Last night was an unforgettable night. I couldn't be more relieved at the results of the election, and I'll never forget the round of toasts we made as soon as Obama was announced the winner.
My mother called as soon as the news hit, and asked me to relay her own toast to the group of friends and family assembled at my brother's house. She was ecstatic. Her toast centered around a story she's told me many times, about 1968 in North Carolina. When she was twenty-one years old, she began a teaching job in Fort Bragg, North Carolina, where my father was stationed with the military. The day before school started, she was running late to a teacher's meeting in the school library, so when she arrived, she took the first seat she could find and settled in. She thought she had managed to sneak in, so she was surprised to see the entire collection of teachers and administrators turn to stare at her. It wasn't until her neighbor pointed out that she needed to move seats that she realized she had sat down on the wrong side of the room--she was sitting with the black folk.
Later that day, the Superintendent of schools stopped by to see her, and warned her that she wasn't in Seattle anymore. "The Civil Rights Act hasn't passed in North Carolina," he said.
I love my mother. "Tonight, it's finally passed!" she said.
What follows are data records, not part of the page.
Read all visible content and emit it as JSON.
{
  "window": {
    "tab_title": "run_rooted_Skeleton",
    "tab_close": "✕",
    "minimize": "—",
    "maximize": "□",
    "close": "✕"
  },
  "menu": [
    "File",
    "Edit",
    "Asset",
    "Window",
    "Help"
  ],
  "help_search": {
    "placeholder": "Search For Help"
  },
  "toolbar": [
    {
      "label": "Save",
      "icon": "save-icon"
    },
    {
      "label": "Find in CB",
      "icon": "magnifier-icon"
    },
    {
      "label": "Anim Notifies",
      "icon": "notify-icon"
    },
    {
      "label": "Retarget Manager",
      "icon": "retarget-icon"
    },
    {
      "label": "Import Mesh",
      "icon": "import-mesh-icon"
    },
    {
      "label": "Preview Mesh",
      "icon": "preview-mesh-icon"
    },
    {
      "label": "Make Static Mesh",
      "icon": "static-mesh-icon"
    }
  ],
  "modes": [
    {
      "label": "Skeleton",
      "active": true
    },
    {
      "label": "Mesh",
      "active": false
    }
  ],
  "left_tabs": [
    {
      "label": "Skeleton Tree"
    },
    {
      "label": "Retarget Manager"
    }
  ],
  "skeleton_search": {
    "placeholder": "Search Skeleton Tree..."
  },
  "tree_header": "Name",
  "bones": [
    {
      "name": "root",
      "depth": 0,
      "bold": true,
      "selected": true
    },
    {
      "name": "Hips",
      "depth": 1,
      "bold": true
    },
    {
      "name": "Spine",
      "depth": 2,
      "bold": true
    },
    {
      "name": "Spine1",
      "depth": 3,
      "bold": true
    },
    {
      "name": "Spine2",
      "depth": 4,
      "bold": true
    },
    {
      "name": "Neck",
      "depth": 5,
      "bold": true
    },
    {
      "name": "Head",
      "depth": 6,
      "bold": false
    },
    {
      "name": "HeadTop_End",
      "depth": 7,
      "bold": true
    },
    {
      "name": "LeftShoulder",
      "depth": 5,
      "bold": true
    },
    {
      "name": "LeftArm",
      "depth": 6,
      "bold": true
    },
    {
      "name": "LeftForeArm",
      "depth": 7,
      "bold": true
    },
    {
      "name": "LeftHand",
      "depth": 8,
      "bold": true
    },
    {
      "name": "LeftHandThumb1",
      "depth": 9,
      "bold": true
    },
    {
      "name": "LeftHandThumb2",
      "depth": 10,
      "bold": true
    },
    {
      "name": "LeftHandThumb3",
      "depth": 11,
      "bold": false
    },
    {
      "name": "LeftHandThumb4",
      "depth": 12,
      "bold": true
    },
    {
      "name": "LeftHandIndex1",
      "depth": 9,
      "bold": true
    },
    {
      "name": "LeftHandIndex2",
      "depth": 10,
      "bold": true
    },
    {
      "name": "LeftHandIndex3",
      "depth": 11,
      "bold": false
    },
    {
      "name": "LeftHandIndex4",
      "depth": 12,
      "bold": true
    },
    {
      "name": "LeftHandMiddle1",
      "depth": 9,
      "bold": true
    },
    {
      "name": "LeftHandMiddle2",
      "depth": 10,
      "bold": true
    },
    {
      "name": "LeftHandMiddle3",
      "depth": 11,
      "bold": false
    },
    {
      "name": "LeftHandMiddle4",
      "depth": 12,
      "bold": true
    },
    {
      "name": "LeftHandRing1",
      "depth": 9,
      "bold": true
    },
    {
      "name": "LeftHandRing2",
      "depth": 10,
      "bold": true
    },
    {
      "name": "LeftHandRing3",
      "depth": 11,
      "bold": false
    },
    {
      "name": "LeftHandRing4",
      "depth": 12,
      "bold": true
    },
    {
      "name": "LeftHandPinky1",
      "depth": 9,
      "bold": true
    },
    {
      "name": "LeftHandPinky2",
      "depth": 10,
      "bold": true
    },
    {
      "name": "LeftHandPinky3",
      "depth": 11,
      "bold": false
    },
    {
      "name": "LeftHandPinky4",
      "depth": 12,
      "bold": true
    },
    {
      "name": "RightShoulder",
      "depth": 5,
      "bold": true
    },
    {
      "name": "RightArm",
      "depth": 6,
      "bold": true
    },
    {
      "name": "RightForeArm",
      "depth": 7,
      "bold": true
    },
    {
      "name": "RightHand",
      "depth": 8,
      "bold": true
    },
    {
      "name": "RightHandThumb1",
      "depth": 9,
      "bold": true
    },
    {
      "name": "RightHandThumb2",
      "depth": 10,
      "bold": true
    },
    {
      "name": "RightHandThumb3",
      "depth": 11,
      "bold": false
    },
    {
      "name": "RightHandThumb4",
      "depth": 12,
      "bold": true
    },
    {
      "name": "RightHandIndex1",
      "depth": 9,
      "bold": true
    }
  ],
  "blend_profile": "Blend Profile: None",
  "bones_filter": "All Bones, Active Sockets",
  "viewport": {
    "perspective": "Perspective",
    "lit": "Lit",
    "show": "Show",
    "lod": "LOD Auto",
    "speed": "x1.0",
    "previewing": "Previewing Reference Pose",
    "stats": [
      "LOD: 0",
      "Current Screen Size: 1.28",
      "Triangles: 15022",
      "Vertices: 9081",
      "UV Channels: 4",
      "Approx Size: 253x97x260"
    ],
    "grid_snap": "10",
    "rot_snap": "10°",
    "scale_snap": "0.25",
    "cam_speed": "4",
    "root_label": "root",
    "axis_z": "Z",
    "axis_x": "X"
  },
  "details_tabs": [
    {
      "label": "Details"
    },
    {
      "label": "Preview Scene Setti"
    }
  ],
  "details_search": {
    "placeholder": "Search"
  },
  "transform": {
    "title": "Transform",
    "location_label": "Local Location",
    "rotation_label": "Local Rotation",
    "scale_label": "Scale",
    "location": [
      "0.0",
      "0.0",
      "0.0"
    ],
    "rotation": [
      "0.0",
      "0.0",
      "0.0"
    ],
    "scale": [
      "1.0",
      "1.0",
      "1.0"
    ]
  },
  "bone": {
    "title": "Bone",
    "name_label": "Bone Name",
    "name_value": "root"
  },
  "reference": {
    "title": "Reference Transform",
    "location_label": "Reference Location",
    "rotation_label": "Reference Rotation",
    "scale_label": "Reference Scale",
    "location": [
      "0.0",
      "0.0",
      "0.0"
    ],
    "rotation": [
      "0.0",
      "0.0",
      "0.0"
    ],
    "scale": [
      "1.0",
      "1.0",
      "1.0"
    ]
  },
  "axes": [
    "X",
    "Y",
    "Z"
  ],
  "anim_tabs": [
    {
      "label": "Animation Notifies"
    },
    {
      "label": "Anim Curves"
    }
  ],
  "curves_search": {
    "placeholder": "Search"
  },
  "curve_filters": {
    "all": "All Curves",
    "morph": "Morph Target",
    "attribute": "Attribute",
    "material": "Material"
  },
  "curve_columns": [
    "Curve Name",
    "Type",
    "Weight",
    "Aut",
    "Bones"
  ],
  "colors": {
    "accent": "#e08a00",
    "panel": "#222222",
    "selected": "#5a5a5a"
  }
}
It is deeply moving to think that just fifty years ago, our president-elect and his family wouldn't have found it easy to register to vote, let alone move into the White House. But beyond this, Obama is more than just a symbol of racial healing. We've gone so far astray in this country, and last night, we steered ourselves back on course. Obama's message of personal responsibility is unique-- it's not the Republican version of the individual's unfettered right to seek great wealth, nor is it a standard Democratic ideal of common good mattering more than individual liberty. He is asking each of us to work harder, to contribute more, and to reconsider what it means to be an American with both rights and responsibilities. Watching the way young people and old have been galvanized in this election has been enormously inspiring. After so much complacency and cynicism and the sense that the damage of the last eight years has been beyond our control, I believe many of us are waking up today ready to assume the great responsibilities of the coming years. It's not just the job of the president to fix things.
Thomas Friedman of the New York Times writes about the end of the Civil War and where this nation is headed under Obama's presidency.
The one sad result from last night's election is the news that Proposition 8 has passed in California, banning gay people from having the same right to marry that I am currently enjoying. This is a devastating loss for many of my friends, and for all of us who believe that everyone should have the right to marry whoever they love. The fact that California voted in our first black president while stripping gay people of their right to marry only clarified that the civil rights movement of our time is the movement to recognize our gay friends and family as equal citizens.
1 comment:
I couldn't agree more. I love the America I woke up to on Nov. 5th more than I ever believed I could.